The second one is related to the standardization of aldosterone measurements. The serum certified reference material of aldosterone (NMIJ CRM 6402) was established in 2016 [19], and the JES issued the operational guidelines that recommended manufacturers to make measurement results of each aldosterone assay kit metrologically traceable to SI unit using this primary reference material in 2018. For the SPAC-S Aldosterone RIA kit, the traceability to the primary reference material has not been established, and PAC values measured by this kit were reportedly different from those measured by the liquid chromatography tandem mass spectrometry [20]. However, the SPAC-S Aldosterone RIA kit was the standard kit to measure PAC values in the JES PA guidelines in 2009 [10], and the majority of evidence, on which Japanese guidelines relied [9, 10, 21], was established on PAC values measured by this kit. Results of the present study should not be applied to PAC values measured by kits other than the SPAC-S Aldosterone RIA kit without appropriate conversion.

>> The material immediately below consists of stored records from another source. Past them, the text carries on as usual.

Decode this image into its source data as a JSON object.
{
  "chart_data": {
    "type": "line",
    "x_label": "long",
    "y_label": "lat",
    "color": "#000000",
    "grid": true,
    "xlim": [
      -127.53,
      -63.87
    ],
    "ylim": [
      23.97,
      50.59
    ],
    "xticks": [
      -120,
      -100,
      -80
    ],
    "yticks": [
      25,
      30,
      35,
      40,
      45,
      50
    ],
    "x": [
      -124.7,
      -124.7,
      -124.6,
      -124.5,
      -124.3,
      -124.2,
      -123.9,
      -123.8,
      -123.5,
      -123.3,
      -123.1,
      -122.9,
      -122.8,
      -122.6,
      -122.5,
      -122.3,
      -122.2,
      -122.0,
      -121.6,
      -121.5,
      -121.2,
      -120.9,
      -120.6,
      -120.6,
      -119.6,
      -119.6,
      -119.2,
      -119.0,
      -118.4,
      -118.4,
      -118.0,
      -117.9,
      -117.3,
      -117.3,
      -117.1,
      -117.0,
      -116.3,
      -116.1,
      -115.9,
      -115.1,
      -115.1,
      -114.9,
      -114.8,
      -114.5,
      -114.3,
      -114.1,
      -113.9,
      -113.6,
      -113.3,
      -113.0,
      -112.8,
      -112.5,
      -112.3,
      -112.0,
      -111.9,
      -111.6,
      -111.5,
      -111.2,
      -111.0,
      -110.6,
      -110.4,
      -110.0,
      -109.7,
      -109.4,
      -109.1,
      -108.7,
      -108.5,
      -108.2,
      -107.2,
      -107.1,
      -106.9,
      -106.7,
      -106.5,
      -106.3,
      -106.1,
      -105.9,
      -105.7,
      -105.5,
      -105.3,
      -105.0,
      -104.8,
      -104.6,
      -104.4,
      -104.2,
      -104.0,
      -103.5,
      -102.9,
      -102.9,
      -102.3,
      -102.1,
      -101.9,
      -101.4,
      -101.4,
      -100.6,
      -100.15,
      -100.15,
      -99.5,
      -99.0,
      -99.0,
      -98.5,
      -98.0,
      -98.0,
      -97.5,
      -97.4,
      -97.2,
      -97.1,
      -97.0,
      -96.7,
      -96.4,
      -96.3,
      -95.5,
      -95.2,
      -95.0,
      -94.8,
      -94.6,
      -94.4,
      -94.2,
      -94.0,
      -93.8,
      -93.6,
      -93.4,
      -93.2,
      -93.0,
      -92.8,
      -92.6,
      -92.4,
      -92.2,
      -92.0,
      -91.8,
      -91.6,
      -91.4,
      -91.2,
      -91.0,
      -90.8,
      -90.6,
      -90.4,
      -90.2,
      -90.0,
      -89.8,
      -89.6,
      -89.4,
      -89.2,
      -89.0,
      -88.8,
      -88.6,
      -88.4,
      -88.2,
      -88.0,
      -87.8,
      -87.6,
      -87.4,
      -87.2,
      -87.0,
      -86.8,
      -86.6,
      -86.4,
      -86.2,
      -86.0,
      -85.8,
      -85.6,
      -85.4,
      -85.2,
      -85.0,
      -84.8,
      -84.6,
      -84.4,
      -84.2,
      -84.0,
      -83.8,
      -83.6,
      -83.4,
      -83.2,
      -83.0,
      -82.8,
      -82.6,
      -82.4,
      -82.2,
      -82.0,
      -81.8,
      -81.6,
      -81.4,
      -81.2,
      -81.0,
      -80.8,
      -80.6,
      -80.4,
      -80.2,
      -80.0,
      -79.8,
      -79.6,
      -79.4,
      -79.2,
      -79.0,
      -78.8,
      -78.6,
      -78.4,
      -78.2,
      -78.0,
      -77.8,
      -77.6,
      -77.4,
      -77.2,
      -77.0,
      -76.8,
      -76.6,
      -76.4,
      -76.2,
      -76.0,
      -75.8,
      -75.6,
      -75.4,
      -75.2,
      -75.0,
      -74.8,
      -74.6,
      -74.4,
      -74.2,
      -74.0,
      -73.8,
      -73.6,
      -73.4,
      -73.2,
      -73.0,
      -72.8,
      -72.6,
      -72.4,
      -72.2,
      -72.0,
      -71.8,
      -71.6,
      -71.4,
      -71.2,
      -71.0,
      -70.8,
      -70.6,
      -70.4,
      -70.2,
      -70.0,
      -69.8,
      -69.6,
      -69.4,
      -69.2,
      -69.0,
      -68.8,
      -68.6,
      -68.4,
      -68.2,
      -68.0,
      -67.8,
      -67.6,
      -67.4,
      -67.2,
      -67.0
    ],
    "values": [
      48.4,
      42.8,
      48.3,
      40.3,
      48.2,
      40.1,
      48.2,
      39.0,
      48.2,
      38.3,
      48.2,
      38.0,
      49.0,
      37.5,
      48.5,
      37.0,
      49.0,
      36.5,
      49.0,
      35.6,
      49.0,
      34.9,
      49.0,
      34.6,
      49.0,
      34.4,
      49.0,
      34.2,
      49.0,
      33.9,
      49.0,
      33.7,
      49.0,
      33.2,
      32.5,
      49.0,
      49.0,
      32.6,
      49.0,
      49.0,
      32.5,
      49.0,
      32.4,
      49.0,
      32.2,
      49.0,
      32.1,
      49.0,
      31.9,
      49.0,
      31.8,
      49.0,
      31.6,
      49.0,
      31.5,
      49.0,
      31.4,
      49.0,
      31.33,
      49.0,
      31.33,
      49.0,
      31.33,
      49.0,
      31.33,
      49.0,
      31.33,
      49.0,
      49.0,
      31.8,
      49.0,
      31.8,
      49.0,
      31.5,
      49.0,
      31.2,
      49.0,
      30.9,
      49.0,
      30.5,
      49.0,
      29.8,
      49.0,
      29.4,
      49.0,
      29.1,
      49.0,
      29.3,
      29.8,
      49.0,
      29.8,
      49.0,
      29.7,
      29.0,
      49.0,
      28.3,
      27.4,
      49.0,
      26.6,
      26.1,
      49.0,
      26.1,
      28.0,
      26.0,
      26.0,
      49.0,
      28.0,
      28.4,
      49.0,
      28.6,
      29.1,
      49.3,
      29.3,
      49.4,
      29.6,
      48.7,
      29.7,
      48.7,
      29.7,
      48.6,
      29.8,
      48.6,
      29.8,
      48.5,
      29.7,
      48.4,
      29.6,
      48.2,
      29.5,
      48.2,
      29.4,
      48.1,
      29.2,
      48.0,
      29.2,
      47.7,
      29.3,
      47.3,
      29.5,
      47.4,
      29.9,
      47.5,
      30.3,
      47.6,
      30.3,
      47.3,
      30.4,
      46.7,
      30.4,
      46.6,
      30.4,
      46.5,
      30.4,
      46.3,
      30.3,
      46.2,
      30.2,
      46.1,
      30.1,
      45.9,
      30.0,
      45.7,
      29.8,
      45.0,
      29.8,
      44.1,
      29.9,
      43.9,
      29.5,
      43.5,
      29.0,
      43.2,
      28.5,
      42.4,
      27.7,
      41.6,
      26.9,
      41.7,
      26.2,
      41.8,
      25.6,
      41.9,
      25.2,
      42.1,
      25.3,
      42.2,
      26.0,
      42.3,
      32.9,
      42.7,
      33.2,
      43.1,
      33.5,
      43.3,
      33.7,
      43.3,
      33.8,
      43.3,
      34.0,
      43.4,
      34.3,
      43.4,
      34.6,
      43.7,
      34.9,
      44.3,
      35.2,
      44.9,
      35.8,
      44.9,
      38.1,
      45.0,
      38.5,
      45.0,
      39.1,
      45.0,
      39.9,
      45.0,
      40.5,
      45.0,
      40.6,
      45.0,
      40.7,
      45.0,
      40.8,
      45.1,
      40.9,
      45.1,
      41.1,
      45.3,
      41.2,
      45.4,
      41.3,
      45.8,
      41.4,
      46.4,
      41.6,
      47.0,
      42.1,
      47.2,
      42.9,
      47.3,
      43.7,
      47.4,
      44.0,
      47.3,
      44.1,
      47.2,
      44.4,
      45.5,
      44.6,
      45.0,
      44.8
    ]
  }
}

Thirdly, the present study was a single center study, and regional factors might influence the results. Results might be different, if the screening of PA would be performed for all patients belonging to the high-PA prevalence group [21]. Multicenter studies on issues of the present study are awaited.

Conclusion

With >95% specificities, CCT60-PAC ≤59.0 pg/mL could predict the SIT-negativity, and CCT60-PRA ≥1.05 ng/mL/h could predict the FUP-negativity. The present study proposed the SIT as the next test to be done to diagnose PA for CCT-negative patients if they belonged to the subset with CCT60-PAC >59.0 pg/mL and CCT60-PRA ≥1.05 ng/mL/h, otherwise the FUP should be selected.

Acknowledgment

We would like to thank staff of the Center for Diabetes, Endocrinology and Metabolism for patient care and support, and thank staff of the Department of Radiology for the AVS and imaging diagnosis for PA. We also would like to thank for all general practitioners and endocrinologists in neighboring clinics and hospitals, who referred valuable patients to our hospital for the diagnosis and treatment of PA.

Disclosure

None of the authors have any potential conflicts of interest associated with this research.